Conscious Experience / Bewusste Erfahrung / Experiência Consciente / Experiencia Consciente

Whatever you can possibly notice – in your body, in your mind, in the World – has only one place to appear: in your conscious experience.

Now I am not saying this is all just a dream, but as a neurological matter it is very much like a dream. It is a dream that is constrained by inputs from the external World.

And the dreams we call dreams at night are dreams that are not constrained by the external World – and that is why you seem to be able to get away with everything.

But your mind is all you have. It is all you have ever had. And this might sound calloused to say when there are maybe many other aspects of your life that seem in need of being addressed … But it is still true. 

If you are perpetually angry and depressed and confused and unloving, it does not matter how much success you have or who is in your life, you are not going to enjoy any of it.
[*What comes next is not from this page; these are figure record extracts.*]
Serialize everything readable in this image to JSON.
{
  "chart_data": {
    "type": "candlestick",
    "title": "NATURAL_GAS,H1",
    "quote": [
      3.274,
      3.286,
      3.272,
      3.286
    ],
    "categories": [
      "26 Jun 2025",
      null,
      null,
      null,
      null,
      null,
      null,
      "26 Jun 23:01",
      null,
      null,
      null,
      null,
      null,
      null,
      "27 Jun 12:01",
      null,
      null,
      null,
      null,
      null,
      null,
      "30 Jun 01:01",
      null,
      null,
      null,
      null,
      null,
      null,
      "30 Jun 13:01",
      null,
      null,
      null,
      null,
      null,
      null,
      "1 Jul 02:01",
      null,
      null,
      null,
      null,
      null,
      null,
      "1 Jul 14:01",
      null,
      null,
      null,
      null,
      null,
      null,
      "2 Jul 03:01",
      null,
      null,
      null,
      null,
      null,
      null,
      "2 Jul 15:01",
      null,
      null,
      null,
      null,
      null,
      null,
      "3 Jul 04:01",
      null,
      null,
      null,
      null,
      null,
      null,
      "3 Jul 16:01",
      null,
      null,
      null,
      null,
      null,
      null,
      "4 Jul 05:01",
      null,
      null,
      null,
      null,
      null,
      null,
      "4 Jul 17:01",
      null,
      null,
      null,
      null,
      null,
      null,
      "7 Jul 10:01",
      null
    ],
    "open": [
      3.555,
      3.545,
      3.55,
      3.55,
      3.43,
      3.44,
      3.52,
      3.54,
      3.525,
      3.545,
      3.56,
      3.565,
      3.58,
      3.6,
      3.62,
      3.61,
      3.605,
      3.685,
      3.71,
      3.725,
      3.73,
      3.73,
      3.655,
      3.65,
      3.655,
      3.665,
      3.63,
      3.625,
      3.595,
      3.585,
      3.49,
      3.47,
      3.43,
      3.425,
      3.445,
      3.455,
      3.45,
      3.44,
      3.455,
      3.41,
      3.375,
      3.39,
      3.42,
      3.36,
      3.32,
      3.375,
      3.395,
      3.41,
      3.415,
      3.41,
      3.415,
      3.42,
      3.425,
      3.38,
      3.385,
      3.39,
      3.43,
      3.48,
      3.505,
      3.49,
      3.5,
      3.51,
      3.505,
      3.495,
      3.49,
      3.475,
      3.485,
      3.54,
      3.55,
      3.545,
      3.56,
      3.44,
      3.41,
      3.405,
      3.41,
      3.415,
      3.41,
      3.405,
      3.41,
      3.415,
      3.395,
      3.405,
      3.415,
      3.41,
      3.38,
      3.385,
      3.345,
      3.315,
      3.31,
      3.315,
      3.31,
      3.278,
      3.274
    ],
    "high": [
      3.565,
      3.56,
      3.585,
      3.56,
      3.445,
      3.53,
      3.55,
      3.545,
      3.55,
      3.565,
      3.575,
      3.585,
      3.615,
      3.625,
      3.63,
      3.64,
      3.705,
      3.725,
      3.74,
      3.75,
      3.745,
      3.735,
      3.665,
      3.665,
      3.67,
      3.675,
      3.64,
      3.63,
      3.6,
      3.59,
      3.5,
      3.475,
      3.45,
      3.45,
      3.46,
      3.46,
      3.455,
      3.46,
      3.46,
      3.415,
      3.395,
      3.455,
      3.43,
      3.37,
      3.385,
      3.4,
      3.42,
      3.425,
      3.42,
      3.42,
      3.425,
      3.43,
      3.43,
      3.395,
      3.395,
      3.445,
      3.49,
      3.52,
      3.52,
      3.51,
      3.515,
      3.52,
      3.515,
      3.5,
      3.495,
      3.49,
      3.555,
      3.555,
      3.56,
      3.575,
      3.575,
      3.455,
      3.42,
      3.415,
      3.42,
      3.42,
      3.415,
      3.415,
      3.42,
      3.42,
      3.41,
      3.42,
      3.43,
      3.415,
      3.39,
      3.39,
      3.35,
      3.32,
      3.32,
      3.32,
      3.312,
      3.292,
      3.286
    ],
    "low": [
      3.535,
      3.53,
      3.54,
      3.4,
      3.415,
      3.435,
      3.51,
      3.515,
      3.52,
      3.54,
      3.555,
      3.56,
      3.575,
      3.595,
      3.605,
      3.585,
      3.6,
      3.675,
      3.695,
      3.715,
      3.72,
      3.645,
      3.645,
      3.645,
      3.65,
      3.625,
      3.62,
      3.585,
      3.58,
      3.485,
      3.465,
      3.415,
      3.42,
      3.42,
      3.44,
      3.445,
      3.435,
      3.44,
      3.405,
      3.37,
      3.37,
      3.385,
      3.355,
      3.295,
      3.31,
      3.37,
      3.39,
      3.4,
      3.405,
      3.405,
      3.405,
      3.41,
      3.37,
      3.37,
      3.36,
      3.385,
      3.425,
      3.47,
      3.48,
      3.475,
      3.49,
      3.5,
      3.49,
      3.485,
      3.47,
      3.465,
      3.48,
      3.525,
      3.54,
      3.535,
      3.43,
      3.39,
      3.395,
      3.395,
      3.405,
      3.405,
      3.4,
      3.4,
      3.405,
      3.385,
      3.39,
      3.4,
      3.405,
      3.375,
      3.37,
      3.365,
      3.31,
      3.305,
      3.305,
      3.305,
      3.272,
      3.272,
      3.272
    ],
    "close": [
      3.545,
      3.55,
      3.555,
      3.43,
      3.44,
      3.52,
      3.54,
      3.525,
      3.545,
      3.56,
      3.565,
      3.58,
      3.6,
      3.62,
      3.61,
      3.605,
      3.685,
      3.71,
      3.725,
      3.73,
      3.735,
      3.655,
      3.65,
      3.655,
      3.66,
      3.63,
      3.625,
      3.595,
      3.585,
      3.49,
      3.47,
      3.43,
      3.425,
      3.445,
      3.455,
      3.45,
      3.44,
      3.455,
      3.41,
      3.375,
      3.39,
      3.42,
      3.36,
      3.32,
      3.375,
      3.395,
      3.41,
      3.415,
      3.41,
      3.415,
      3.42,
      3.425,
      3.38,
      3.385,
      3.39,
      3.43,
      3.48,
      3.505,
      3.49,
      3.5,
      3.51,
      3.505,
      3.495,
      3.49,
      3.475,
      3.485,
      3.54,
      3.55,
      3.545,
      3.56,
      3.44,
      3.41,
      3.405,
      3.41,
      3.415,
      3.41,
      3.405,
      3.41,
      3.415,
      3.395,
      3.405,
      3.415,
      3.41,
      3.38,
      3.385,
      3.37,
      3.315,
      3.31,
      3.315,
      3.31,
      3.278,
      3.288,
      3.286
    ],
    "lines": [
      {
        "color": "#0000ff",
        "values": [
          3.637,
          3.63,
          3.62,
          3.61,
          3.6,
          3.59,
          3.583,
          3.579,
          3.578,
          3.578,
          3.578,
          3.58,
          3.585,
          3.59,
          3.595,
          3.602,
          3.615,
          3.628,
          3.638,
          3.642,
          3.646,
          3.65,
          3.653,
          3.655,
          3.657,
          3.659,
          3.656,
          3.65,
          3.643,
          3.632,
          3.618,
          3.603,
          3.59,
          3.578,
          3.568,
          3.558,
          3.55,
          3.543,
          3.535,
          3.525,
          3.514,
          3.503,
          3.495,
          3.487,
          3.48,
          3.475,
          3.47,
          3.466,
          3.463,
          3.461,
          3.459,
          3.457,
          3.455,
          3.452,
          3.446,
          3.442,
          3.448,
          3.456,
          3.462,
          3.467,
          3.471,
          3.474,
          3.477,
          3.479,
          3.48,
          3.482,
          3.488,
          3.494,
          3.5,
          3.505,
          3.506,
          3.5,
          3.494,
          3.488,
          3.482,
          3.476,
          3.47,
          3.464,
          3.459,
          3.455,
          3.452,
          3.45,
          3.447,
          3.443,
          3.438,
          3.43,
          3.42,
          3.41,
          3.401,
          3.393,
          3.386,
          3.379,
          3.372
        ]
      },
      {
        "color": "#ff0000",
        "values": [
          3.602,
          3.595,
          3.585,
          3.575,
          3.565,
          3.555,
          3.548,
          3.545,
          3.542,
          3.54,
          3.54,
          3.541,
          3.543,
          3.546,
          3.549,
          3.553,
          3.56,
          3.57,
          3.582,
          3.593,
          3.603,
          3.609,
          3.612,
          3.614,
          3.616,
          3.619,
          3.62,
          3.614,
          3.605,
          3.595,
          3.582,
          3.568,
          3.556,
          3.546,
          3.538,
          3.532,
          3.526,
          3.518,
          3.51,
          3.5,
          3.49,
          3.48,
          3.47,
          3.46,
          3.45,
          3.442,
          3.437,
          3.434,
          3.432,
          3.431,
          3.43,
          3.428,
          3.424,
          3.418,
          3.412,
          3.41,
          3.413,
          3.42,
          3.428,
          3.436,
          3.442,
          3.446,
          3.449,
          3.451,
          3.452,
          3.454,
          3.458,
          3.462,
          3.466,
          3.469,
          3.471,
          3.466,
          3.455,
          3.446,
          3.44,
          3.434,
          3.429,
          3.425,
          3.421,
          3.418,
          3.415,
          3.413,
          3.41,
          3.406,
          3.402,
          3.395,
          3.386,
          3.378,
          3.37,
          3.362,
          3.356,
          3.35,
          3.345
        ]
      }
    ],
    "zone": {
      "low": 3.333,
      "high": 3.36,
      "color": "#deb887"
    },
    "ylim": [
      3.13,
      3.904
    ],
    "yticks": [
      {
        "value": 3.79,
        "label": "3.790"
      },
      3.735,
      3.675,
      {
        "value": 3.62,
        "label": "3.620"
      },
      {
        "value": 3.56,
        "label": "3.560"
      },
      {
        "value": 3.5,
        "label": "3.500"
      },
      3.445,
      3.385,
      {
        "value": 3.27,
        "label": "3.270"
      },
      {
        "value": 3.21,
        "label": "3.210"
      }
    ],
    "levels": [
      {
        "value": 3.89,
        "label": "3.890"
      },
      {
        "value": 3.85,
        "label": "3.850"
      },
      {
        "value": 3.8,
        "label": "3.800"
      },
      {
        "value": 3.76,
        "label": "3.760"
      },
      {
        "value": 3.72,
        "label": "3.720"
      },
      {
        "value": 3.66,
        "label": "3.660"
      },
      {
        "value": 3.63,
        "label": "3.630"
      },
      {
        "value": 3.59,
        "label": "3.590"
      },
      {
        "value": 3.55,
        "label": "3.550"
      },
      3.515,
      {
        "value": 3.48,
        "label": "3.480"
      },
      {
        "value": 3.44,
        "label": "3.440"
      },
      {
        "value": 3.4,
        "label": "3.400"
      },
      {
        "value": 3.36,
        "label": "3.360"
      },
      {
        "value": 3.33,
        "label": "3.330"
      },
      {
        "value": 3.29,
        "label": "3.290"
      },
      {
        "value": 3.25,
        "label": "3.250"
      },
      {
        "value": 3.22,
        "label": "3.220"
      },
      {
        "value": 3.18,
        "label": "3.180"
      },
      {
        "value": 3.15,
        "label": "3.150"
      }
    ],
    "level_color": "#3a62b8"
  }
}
Even when we are ostensibly doing nothing – as during states of rest, sleep, and reverie – the brain continues to process information. In resting wakefulness, the mind generates thoughts, plans for the future, and imagines fictitious scenarios.

In sleep, when the demands of sensory input are reduced, our experience turns to the thoughts and images we call dreaming.

In both wakefulness and sleep, spontaneous experience combines recent and remote memory fragments into novel scenarios.

These conscious experiences may reflect the consolidation of recent memory into long-term storage, an adaptive process that functions to extract general knowledge about the world and adaptively respond to future events.

During our waking hours, we spend about half of our time thinking about something other than our immediate surroundings – daydreaming or mind-wandering.

Beyond this, we spend nearly a third of our lives sleeping. The activity of the brain, as well as our accompanying stream of Consciousness, persists throughout all these states of wakefulness and sleep.